Since the advent of mechanized transportation by way of wheeled vehicles, the desirability of incorporating a braking mechanism into such a vehicle has been recognized. Such braking assemblies are necessary to control the speed of the vehicle as well as to bring it to a stop at a desired location. The typical brake for such a vehicle utilizes a braking member which is brought into contact with either the wheel itself or a mechanical element which rotates in conjunction with the wheel so that a frictional force applied by the braking element acts to retard and then stop the wheel rotation. Among the various braking mechanisms known, motorized vehicles of today's manufacturers typically employ either drum brakes, disk brakes or a combination of the two.
As is well known, a drum brake incorporates a plurality of arcuate brake shoes mounted inside a wheel drum which supports a wheel or tire. Upon activation, the brake shoes move radially outwardly to contact the inner arcuate surface of the drum and thereby apply a braking force. On the other hand, disk brakes employ a disk-shaped element which rotates rigidly with respect to the wheel. Here, a caliper mechanism straddles the edge of the disk, and a pair of opposed brake pads are positioned between the ends of the caliper structure so that, upon actuation, the brake pads are advanced towards one another thereby trapping the disk between their braking surfaces thereby applying the braking force. In either event, the brake pads or brake shoes employ brake pad elements that are typically constructed of a hard non-lubricous composite.
Many pedal powered cycle vehicles, such as bicycles, tricycles and the like, employ the caliper brake concept but utilize a different mechanical structure since typically the work necessary to bring the vehicle to a stop is less for a pedal powered vehicle than a motorized vehicle due to the reduced mass in motion. These brakes include those known both as "caliper" brakes and "cantilever" brakes. In either event, the caliper brake assembly for pedal powered vehicles typically employs a pair of brake arms that are pivoted to the frame of the cycle vehicle and terminate in free ends on either side of the rim of the cycle's wheel. Brake shoes are mounted in opposed, facing relationship to one another on either side of the wheel rim. The operator employs a hand brake lever to reciprocate a wire inside a cable with this wire connected to the brake arms so as to pivotally advance the free ends toward and away from the wheel rim so that the brake shoes may be placed in a braking state wherein the brake shoe engages the moving wheel rim and in a brake release state wherein the brake shoe is disengaged from the wheel rim.

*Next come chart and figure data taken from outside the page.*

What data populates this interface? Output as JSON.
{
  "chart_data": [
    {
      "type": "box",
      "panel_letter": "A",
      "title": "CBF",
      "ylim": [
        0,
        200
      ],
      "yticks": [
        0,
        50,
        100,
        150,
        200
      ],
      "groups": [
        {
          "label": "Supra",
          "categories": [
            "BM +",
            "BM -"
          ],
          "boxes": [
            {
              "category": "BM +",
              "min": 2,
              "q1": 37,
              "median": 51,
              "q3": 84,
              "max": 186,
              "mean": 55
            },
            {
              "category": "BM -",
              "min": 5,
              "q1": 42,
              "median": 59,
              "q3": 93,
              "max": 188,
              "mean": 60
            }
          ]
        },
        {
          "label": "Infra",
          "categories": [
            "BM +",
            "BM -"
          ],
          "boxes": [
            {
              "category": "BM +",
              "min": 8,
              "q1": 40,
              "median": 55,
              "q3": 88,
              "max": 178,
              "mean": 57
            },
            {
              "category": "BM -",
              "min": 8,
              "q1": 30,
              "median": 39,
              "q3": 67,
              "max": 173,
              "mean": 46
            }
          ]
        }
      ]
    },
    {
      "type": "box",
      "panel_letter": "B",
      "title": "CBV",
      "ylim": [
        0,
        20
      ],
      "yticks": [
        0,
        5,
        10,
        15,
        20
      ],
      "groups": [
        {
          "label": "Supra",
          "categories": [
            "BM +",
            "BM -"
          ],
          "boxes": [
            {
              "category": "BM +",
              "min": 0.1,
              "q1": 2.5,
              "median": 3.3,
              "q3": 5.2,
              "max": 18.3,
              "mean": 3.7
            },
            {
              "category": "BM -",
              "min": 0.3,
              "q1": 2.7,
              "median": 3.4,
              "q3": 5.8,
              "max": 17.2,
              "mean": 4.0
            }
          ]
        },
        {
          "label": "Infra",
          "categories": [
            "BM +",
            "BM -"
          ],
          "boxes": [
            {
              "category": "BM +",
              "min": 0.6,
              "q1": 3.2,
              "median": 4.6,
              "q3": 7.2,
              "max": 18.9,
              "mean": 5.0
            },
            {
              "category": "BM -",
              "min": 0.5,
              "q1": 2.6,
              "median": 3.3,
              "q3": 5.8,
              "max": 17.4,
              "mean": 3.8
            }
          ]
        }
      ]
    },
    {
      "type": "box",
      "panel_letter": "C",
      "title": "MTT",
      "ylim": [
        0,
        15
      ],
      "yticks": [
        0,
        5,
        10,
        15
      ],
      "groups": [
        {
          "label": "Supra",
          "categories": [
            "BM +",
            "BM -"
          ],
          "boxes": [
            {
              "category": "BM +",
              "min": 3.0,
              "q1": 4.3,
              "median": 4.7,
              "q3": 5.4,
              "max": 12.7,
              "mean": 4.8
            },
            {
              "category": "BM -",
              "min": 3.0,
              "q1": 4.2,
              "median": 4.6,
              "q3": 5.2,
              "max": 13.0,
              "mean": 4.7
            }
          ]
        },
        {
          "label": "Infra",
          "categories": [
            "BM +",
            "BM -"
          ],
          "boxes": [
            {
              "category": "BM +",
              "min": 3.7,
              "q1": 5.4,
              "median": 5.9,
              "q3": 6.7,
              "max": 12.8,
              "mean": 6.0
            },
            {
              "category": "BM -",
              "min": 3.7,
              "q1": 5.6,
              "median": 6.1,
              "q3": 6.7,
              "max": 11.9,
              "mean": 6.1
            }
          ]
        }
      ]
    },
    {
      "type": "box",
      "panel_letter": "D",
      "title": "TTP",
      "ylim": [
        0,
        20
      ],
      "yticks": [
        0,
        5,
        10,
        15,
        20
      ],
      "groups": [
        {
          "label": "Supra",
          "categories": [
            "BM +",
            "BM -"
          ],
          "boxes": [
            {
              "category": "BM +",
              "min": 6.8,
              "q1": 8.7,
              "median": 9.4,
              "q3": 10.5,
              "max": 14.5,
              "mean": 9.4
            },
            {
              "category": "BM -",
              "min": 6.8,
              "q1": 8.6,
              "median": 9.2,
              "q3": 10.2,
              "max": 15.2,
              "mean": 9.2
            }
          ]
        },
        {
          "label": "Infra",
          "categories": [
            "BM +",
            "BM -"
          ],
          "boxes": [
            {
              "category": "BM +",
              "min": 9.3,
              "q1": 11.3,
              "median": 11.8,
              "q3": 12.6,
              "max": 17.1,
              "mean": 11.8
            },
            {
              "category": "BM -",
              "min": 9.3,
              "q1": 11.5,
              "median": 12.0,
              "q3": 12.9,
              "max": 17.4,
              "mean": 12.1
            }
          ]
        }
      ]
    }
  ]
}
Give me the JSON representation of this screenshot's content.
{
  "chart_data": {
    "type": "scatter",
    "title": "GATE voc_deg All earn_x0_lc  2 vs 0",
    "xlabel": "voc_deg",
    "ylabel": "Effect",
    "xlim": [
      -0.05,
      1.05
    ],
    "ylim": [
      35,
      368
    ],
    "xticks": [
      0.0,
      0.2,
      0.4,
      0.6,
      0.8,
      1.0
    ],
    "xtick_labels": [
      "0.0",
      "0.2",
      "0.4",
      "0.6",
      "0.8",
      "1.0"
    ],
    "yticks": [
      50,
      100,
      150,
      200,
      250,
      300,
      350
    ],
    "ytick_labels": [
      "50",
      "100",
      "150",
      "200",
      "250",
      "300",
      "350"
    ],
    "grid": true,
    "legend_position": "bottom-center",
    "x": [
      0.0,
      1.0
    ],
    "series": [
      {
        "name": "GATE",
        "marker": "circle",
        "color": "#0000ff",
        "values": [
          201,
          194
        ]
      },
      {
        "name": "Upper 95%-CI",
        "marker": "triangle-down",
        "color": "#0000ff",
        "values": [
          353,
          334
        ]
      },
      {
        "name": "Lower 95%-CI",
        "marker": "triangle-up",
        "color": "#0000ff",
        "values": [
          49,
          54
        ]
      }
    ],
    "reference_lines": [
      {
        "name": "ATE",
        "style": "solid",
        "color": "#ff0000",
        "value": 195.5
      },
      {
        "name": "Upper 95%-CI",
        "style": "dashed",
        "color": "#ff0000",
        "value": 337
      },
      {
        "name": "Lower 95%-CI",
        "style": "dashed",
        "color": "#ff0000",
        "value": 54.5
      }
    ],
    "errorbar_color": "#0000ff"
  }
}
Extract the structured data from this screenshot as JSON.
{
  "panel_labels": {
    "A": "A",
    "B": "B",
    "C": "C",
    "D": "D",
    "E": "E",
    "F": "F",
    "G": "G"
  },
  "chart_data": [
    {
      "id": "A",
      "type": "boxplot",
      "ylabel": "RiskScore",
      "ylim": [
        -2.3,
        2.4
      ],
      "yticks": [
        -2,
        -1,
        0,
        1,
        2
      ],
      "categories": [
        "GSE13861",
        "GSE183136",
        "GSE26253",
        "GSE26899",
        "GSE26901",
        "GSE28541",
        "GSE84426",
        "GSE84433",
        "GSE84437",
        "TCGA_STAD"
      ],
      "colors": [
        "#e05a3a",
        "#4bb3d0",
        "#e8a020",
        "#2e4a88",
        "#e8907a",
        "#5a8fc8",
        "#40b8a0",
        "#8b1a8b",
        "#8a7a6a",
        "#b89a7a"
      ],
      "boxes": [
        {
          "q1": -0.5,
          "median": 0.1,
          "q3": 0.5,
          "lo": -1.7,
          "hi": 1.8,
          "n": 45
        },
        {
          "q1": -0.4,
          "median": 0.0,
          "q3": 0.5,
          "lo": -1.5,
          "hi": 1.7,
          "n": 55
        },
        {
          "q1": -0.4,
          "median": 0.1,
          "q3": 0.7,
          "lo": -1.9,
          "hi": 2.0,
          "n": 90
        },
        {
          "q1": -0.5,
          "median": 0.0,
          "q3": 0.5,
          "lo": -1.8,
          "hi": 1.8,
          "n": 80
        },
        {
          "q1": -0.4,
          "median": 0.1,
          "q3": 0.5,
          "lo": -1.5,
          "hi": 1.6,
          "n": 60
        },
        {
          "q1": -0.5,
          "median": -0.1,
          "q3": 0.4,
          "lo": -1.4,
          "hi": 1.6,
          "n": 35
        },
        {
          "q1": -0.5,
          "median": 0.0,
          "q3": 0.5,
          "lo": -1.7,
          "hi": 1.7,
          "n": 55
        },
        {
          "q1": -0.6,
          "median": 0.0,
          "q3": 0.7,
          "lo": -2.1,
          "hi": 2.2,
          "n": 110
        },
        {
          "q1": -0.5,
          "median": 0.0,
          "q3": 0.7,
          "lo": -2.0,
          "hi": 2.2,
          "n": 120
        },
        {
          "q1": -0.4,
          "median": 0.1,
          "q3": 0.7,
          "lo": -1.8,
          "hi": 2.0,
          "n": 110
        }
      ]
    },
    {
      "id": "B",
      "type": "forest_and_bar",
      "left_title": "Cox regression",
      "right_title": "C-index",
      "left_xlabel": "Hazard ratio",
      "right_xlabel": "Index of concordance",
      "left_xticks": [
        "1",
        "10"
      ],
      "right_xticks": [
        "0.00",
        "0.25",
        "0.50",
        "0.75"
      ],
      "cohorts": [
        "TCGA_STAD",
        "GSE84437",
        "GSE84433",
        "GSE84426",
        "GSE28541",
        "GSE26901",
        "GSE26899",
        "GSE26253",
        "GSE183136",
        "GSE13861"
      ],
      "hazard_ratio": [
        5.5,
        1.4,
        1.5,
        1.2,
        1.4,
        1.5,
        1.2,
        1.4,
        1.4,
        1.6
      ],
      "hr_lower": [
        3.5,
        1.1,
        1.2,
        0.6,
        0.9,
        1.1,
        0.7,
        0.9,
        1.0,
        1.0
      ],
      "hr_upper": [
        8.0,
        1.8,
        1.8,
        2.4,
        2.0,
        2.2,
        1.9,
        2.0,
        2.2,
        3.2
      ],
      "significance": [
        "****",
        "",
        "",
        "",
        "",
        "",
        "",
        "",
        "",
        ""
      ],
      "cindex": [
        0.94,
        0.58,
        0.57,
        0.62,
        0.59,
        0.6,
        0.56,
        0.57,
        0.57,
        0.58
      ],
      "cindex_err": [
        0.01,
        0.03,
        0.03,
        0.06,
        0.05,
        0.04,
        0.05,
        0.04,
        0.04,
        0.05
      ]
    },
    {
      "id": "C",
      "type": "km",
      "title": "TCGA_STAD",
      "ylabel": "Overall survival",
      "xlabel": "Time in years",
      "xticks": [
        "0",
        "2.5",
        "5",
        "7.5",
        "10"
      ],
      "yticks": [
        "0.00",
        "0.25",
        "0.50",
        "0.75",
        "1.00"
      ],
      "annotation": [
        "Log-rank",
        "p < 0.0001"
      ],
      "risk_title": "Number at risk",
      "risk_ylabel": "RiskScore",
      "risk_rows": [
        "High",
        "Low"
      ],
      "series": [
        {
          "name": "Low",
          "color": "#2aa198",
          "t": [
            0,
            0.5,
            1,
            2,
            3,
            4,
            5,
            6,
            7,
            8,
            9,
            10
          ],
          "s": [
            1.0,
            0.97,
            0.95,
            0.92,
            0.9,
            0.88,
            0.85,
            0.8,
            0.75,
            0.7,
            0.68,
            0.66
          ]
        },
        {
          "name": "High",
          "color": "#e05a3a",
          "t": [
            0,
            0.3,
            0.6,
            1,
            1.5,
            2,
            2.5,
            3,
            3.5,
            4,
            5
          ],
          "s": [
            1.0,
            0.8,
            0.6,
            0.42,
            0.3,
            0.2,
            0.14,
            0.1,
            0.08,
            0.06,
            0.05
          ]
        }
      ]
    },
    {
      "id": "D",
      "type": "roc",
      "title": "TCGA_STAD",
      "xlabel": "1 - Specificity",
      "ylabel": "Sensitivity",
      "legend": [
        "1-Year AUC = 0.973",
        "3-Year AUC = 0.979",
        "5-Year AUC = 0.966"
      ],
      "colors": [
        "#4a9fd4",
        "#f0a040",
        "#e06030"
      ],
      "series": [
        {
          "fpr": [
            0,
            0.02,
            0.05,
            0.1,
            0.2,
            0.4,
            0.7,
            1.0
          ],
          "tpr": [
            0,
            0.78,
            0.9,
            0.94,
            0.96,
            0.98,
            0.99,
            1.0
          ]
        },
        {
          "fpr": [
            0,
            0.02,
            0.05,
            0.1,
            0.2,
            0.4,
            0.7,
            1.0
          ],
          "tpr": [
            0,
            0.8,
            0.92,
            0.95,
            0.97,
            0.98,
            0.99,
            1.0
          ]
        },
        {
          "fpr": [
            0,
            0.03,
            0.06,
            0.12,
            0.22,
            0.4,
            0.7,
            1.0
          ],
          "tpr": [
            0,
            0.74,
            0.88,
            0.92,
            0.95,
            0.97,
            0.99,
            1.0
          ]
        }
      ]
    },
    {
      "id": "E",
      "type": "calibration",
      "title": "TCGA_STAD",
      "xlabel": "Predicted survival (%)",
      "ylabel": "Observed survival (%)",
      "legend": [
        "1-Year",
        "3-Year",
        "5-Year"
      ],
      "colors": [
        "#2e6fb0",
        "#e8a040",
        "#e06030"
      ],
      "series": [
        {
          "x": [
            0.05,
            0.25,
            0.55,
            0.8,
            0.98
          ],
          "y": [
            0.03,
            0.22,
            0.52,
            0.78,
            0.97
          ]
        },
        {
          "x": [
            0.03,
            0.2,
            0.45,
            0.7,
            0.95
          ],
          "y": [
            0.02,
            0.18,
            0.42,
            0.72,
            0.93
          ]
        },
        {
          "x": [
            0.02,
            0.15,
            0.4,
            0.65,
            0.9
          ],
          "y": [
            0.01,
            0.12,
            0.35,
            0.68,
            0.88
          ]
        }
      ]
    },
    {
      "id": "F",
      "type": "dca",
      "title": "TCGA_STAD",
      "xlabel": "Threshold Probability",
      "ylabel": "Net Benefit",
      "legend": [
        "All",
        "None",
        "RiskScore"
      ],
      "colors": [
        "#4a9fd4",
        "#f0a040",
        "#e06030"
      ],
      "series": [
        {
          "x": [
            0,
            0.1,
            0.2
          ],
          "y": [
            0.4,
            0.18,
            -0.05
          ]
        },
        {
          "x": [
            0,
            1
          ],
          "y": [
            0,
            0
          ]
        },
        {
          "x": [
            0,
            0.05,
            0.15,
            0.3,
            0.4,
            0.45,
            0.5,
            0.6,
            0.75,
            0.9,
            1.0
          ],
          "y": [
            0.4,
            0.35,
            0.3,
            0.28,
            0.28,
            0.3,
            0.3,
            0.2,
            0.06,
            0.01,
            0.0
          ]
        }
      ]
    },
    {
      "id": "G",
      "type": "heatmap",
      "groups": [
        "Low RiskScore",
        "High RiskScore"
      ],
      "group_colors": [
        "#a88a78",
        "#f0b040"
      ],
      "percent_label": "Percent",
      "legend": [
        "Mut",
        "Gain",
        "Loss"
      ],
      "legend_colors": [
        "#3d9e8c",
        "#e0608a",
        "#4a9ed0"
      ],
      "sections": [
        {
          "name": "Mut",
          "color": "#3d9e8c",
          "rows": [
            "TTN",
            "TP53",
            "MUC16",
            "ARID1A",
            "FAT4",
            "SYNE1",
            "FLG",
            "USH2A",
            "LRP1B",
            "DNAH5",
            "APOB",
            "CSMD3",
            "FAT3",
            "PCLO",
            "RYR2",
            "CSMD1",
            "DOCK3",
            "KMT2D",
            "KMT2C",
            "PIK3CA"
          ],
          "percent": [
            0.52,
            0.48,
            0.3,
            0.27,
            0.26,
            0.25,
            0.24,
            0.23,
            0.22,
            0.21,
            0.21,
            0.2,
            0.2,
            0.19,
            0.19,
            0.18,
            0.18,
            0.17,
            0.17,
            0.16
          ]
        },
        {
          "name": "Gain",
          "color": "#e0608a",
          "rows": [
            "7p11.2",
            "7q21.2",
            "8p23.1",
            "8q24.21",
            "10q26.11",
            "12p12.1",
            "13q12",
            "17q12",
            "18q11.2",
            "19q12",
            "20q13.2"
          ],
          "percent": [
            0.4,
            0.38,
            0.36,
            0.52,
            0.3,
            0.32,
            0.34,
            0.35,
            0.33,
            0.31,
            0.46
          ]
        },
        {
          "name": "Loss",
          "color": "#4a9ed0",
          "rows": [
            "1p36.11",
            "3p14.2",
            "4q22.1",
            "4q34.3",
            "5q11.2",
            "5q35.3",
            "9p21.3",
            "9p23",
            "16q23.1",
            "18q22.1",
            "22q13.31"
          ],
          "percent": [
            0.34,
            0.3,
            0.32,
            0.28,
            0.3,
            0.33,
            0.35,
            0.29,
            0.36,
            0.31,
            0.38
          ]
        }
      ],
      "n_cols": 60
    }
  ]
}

While bicycle brakes are currently undergoing revolutionary changes in design, materials and usage, brake shoes and their brake pads have remained remarkably unchanged. For a number of decades these brake shoes have utilized a brake pad constructed of carbon-infused rubber which is thought to have a high coefficient of friction and thus a good material for such a brake pad. Even though cyclists are today riding more aggressively and demanding more control of their cycle vehicles through higher performance of the cycle components, little has been done to improve brake pad performance. Such innovation has been directed to varying tread designs for the brake pad body.
While rubber brake shoes have been relatively effective in their application of braking force to a bicycle wheel, there remains many problems associated with such structures. Where these brake pads have a high coefficient of friction, they are typically subject to increased sliding abrasion so that, for cyclists who ride frequently or aggressively, especially over rugged terrain, brake shoes will typically wear out in a short period of time, often within one week. Moreover, the wear of brake shoes during braking events deposits brake material on the wheel rim. This deposit often hardens into a glaze which may make braking less efficient; this glaze is often difficult to remove. Likewise, the surface of the brake shoe is also subjected to such glazing which is similarly difficult to remove.
The use of such rubber brake pads can also cause damage to the bicycle wheel. On one hand, worn brake shoes often expose parts of their metal support structures, and contact of the metal support structure on the metal rim can cause extensive damage. Rubber brake pads may become embedded with small slivers of aluminum from the wheel rim; when applied, the brake pads then further score the rim.
A significant disadvantage of rubber brake shoes appears when the cycle is ridden in wet or raining conditions. When such conditions exist, moisture collects on the wheel rim and such moisture greatly reduces the coefficient of friction between the brake pad and the wheel rim to such a degree that it is not uncommon for accidents and injury to result due to the inability of the cyclist to brake effectively when confronted with hazards. This is exacerbated by the presence of abraded rubber particles and dust deposited on the rim since such particles may become suspended in the moisture, thus forming a lubricous film.
As noted above and despite the disadvantages mentioned, there has been little done to improve brake pads. Thus, there has been a long felt need for such improvements in pad material, construction and the methods of manufacturing the same.
The present invention attempts to meet this need by providing a brake shoe incorporating a urethane-based brake pad that has high tensile and compression properties and which exhibits superior braking performance, especially in wet conditions. While this brake shoe is especially constructed for use with caliper-type brakes for bicycles and other cycle vehicles, the advantages provided by this brake shoe could be employed, as desired, in other mechanized vehicle applications.